To do so, we’ve partnered with the National Energy Foundation (NEF) to visit schools and give in class presentations about the potential dangers of electricity and how kids can take necessary safety precautions. Our presenters are experts in interactive teaching and presenting the information in a way that resonates with our younger audience.
“This idea and partnership developed when we sat down and brainstormed how we can better prepare kids to handle potentially serious hazards,” said Heather Rivard, senior vice president of Electric Distribution at DTE. “We stress it so much with our coworkers, it seemed fitting to bring that awareness to students as well.”
In 2019, the team visited 218 schools and gave 303 presentations, reaching 26,145 students. Combined with the materials we’ve mailed to classrooms, we’ve educated more than 56,000 students about electric safety hazards.
The feedback from the program has been overwhelmingly positive. Teachers, students and community members have all reached back out to us to share their appreciation.
“I had the pleasure of attending two of the presentations,” said William Diamond, Hamtramck Fire Marshall. “Both presentations were remarkable and perfect for the age groups (3rd and 4th grade). The presenters did an excellent job keeping the kids involved, having fun and getting them to learn about electrical and fire safety. I highly recommend this program.”
Students from around the state have shown their gratitude by showering our instructors and DTE with thank you cards. The cards include many thoughtful messages and pictures expressing how much they learned and how they’re going to pass on the information to their family and friends.

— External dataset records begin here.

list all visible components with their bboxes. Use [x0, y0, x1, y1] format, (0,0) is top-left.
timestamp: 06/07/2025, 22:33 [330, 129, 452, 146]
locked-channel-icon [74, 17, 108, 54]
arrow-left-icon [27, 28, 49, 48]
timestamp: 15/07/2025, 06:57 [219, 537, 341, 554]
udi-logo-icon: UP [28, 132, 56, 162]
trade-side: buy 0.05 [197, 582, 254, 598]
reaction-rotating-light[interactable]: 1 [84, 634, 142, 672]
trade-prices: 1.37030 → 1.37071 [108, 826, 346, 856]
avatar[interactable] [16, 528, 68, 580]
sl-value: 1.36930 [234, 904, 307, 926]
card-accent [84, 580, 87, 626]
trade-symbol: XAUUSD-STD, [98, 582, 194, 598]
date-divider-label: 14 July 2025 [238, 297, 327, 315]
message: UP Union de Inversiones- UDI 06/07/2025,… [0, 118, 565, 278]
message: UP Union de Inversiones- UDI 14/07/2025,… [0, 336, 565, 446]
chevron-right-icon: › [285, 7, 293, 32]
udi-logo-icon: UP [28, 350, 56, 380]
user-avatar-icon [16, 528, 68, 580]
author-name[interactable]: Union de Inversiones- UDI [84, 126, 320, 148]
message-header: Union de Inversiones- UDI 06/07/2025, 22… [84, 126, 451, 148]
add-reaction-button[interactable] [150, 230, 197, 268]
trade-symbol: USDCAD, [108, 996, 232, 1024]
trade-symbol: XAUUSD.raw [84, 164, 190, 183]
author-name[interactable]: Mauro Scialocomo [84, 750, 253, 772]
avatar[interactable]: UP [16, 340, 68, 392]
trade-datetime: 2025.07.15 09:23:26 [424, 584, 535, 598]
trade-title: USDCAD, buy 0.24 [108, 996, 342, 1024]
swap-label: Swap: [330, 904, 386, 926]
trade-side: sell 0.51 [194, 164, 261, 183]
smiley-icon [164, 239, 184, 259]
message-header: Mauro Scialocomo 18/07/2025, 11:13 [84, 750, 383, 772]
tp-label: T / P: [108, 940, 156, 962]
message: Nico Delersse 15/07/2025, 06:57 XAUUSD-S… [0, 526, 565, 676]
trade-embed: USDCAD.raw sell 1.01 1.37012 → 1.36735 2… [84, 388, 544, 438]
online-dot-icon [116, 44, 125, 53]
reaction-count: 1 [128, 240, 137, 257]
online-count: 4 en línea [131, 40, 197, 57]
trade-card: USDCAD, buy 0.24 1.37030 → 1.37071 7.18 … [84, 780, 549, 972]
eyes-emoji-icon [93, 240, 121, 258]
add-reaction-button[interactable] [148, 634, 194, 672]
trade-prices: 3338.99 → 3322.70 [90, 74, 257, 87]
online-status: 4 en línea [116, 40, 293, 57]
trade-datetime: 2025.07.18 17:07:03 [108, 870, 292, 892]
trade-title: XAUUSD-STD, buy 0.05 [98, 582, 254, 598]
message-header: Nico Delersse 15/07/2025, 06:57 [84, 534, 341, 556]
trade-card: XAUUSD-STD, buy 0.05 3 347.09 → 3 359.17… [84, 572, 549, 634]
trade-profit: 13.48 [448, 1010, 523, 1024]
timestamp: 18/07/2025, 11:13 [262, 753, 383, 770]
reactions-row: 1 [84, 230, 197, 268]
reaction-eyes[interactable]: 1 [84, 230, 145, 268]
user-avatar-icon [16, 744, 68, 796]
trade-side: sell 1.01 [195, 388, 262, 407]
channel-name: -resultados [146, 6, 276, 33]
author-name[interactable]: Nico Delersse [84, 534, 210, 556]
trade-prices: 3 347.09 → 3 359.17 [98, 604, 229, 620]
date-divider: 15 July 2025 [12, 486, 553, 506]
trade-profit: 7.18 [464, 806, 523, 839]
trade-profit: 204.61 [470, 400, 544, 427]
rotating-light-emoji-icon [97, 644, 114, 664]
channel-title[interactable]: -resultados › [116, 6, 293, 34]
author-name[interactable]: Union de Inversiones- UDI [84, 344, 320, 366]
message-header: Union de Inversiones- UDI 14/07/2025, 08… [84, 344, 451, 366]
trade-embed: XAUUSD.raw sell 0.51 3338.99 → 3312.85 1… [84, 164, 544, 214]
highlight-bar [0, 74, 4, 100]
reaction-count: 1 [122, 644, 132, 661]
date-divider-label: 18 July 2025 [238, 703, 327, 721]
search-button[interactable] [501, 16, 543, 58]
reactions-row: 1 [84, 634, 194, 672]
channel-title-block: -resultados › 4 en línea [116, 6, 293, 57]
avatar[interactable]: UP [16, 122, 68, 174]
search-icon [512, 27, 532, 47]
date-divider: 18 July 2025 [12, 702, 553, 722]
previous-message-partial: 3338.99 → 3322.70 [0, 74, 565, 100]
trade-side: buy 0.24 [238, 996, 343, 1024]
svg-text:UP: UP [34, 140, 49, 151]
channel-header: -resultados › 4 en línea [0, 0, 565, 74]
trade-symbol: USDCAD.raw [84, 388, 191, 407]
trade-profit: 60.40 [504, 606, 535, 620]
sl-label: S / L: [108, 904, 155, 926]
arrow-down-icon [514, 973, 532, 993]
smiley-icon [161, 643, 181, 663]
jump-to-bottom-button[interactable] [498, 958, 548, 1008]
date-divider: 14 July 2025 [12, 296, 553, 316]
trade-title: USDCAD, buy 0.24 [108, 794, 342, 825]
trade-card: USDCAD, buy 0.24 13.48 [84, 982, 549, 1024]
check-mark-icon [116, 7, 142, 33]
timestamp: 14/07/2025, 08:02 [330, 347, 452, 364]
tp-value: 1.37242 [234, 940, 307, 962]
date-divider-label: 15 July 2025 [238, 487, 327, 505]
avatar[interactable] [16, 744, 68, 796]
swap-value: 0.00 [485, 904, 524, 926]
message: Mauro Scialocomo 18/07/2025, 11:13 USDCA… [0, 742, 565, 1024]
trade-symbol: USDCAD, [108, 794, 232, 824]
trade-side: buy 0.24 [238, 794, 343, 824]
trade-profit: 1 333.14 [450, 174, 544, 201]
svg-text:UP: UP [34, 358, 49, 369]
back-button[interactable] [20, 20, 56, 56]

Our efforts won’t stop there.
In 2020, we’re continuing the program with more than 200 in school presentations for grades 3-5 currently being scheduled. We’re also looking for additional opportunities within our communities during the summer months to further drive awareness.
“We’re trying to create a pipeline for safe practices,” Rivard said. “Exposing students to best safety practices and how to react to hazards at a young age is the first step.”